Self-litigants have been violating their United States constitutional rights, since the existence of the US court system. Pro se needs to be outlawed in the United States of America because of legal, social, economic, and moral reasons displayed by the cases of Iowa v. Tovar, Kearns v. Ford Motor Company, and Indiana v. Edwards. United States citizens should be aware of the legal and social aspects of pro se because it will bring to light this constitutional flaw, economic problem, and moral and social strain that affects all of these citizens. Concrete reasons why pro se needs to be made unlawful have been clearly displayed from university studies and attorneys’ expertise. Some of the universities that have supporting points to this statement are from Richmond University, Georgia Law University, and Cornell University.
Before one can discuss pro se, one must understand its meaning. Pro se in Latin means “on one’s own behalf.” Therefore, people who represent themselves in court, self-litigants, are preceding pro se (Legal Information Institute of Cornell University). “In all courts of the United States the parties may plead and conduct their own cases personally or by counsel as, by the rules of such courts, respectively are permitted to manage and conduct causes therein” (28 USC § 1654). This statement explains that pro se is legal. In order to precede pro se, one must intelligently volunteer to self-litigate (Faretta v. California). However, even if someone does manage to precede pro se, he or she does not know enough about his or her basic rights (Moskovitz) or how to use case law to support his or her legal claims (Snukals and Sturtevant Jr.). To become a licensed lawyer you must complete a four year bachelor’s degree, three years of law school, and pass a written bar examination (Bureau of Labor Statistics, U.S. Department of Labor). With self-litigants not knowing their rights or how to use case law it could “reduce the trial to farce” (Moskovitz), or worse self-incriminate the litigant, which then violates the Fifth Amendment to the Constitution.

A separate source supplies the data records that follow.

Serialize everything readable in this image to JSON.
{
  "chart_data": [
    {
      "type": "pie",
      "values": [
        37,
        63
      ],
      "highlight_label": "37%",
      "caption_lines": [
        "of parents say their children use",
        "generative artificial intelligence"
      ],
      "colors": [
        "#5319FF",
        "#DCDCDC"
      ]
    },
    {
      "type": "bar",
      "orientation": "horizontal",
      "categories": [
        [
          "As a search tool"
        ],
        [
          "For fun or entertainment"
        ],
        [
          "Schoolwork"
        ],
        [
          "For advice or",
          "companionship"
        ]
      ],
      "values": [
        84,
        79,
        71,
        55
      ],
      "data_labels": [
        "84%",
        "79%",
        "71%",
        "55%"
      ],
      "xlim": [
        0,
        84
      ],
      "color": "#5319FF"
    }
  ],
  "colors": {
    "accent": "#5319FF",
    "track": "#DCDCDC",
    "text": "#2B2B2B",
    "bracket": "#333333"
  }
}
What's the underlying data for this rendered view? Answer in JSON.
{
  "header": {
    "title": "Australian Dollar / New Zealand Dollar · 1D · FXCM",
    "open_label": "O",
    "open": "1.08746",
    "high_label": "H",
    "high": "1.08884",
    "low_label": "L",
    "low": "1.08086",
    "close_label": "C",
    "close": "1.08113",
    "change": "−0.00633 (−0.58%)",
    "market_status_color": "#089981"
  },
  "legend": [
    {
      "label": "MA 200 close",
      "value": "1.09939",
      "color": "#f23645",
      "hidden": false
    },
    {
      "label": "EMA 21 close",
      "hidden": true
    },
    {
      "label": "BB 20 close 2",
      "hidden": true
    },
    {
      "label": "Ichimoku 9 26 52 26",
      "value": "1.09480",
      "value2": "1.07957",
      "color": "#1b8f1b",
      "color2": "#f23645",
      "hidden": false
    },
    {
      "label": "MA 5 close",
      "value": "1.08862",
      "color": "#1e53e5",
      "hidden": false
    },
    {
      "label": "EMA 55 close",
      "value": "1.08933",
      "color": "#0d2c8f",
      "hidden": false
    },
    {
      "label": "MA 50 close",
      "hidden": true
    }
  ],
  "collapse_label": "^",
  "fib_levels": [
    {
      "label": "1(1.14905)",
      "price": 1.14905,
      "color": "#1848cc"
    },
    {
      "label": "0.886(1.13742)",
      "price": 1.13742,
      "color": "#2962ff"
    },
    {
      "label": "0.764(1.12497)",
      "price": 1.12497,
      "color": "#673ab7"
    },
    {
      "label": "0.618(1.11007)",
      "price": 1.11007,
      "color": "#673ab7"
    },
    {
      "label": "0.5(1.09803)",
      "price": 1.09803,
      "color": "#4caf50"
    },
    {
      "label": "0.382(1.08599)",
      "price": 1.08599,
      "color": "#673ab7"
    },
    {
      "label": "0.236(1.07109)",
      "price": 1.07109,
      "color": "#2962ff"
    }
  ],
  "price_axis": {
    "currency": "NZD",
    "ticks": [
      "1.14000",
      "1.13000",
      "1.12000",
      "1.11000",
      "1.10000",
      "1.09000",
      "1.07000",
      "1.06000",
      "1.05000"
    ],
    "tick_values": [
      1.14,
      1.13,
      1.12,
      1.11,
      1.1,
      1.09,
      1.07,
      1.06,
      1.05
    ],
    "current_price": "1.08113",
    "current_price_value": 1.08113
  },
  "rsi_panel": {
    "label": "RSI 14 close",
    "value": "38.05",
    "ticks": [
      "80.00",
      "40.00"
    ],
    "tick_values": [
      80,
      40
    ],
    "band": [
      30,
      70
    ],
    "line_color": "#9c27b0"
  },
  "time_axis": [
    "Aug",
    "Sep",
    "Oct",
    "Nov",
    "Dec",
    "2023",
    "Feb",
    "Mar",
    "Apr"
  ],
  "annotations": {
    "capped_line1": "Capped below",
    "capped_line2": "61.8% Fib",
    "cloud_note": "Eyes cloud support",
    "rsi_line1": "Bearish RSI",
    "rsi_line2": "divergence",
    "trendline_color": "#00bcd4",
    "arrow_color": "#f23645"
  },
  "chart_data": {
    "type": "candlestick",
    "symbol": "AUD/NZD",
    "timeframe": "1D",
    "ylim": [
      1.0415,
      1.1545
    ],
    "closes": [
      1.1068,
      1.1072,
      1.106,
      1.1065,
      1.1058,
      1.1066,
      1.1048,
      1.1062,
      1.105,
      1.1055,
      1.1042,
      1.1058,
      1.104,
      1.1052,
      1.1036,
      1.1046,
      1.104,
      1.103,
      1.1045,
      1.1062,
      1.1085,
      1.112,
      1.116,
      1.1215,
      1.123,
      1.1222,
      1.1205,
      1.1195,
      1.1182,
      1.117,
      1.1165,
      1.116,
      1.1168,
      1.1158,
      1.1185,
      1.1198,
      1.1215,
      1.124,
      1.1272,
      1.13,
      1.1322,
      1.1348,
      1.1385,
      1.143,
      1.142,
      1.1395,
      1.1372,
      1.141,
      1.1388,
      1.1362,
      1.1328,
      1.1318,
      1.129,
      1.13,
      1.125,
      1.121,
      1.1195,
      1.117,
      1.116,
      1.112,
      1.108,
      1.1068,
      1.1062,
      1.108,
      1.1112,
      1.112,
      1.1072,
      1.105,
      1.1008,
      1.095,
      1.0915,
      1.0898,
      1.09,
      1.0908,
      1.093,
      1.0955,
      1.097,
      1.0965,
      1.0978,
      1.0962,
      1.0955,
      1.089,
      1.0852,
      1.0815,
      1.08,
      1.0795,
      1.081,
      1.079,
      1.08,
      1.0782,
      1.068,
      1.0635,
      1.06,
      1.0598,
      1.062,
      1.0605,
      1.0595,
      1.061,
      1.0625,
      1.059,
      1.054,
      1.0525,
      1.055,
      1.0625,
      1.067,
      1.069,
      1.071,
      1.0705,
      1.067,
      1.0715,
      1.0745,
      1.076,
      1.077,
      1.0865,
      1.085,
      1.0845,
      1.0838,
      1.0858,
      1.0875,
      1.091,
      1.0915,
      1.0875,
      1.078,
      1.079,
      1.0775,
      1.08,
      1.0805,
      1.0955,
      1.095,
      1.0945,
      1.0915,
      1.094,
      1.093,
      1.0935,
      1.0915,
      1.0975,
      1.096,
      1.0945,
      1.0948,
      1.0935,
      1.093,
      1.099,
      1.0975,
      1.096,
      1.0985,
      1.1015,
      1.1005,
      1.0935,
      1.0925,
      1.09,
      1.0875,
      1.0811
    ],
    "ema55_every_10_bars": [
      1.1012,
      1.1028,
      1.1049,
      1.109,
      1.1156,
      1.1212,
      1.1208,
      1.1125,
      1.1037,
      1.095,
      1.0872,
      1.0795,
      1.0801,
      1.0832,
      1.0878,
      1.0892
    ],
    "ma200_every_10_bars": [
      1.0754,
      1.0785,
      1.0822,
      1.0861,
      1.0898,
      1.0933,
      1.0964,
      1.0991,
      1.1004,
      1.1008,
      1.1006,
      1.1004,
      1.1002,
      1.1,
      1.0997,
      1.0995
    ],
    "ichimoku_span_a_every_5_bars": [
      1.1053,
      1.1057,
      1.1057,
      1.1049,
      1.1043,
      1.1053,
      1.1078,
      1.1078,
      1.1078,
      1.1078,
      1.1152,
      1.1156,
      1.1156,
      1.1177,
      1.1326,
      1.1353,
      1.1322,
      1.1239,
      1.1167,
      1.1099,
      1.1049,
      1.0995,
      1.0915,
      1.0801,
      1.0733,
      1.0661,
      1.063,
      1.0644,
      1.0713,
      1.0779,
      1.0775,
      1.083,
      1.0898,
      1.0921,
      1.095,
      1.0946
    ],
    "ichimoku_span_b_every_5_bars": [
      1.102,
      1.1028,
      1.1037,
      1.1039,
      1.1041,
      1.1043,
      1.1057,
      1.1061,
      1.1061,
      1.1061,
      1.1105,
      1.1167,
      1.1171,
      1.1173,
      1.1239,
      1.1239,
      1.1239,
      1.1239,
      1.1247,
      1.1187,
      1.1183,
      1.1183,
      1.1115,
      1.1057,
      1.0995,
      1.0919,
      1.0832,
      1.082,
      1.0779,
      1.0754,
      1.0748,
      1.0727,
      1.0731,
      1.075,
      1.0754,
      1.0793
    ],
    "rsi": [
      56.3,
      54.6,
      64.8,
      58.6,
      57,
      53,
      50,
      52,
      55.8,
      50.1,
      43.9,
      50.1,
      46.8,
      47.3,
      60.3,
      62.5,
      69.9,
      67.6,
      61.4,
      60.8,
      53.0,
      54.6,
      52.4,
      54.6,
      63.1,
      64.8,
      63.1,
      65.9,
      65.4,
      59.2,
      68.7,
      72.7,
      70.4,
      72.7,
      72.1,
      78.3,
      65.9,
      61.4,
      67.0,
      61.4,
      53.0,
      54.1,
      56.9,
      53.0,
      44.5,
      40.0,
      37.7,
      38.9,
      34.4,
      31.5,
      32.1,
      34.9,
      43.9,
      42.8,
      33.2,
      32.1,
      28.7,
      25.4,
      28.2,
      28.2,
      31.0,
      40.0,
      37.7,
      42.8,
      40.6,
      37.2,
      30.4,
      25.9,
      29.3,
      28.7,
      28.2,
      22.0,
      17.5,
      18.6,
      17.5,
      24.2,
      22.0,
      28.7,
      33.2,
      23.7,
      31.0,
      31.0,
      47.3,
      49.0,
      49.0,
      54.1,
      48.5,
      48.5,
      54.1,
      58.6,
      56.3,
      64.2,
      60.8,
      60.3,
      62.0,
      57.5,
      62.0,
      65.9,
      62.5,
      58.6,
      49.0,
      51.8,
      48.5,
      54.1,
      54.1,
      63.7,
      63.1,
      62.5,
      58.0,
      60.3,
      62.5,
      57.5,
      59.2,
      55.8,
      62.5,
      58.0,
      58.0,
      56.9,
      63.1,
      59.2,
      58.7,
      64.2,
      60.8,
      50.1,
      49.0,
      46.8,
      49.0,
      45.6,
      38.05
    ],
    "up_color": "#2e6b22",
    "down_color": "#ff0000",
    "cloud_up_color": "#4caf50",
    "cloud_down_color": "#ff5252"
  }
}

Even if there are good reasons to represent one’s self in court, the final risk and consequence that occurs outweighs the benefits. Most litigants proceed in representing pro se because of not wanting to pay a large sum in legal fees. Eventually, having more pro se litigants ends up raising the overall cost of legal fees for non self-litigants. In theory, a represented litigant will have to pay for the excess hours he or she will have to spend in court because of an opposing inexperienced pro se litigant (Stienstra, Batallion and Catone). In addition, attorneys would theoretically raise their fees to keep their salary the same because of the decrease in represented litigants (Snukals and Sturtevant Jr.). This, in turn, can cause more litigants to precede pro se. Overall, the increase of self-litigants has created a domino effect in the legal systems fees.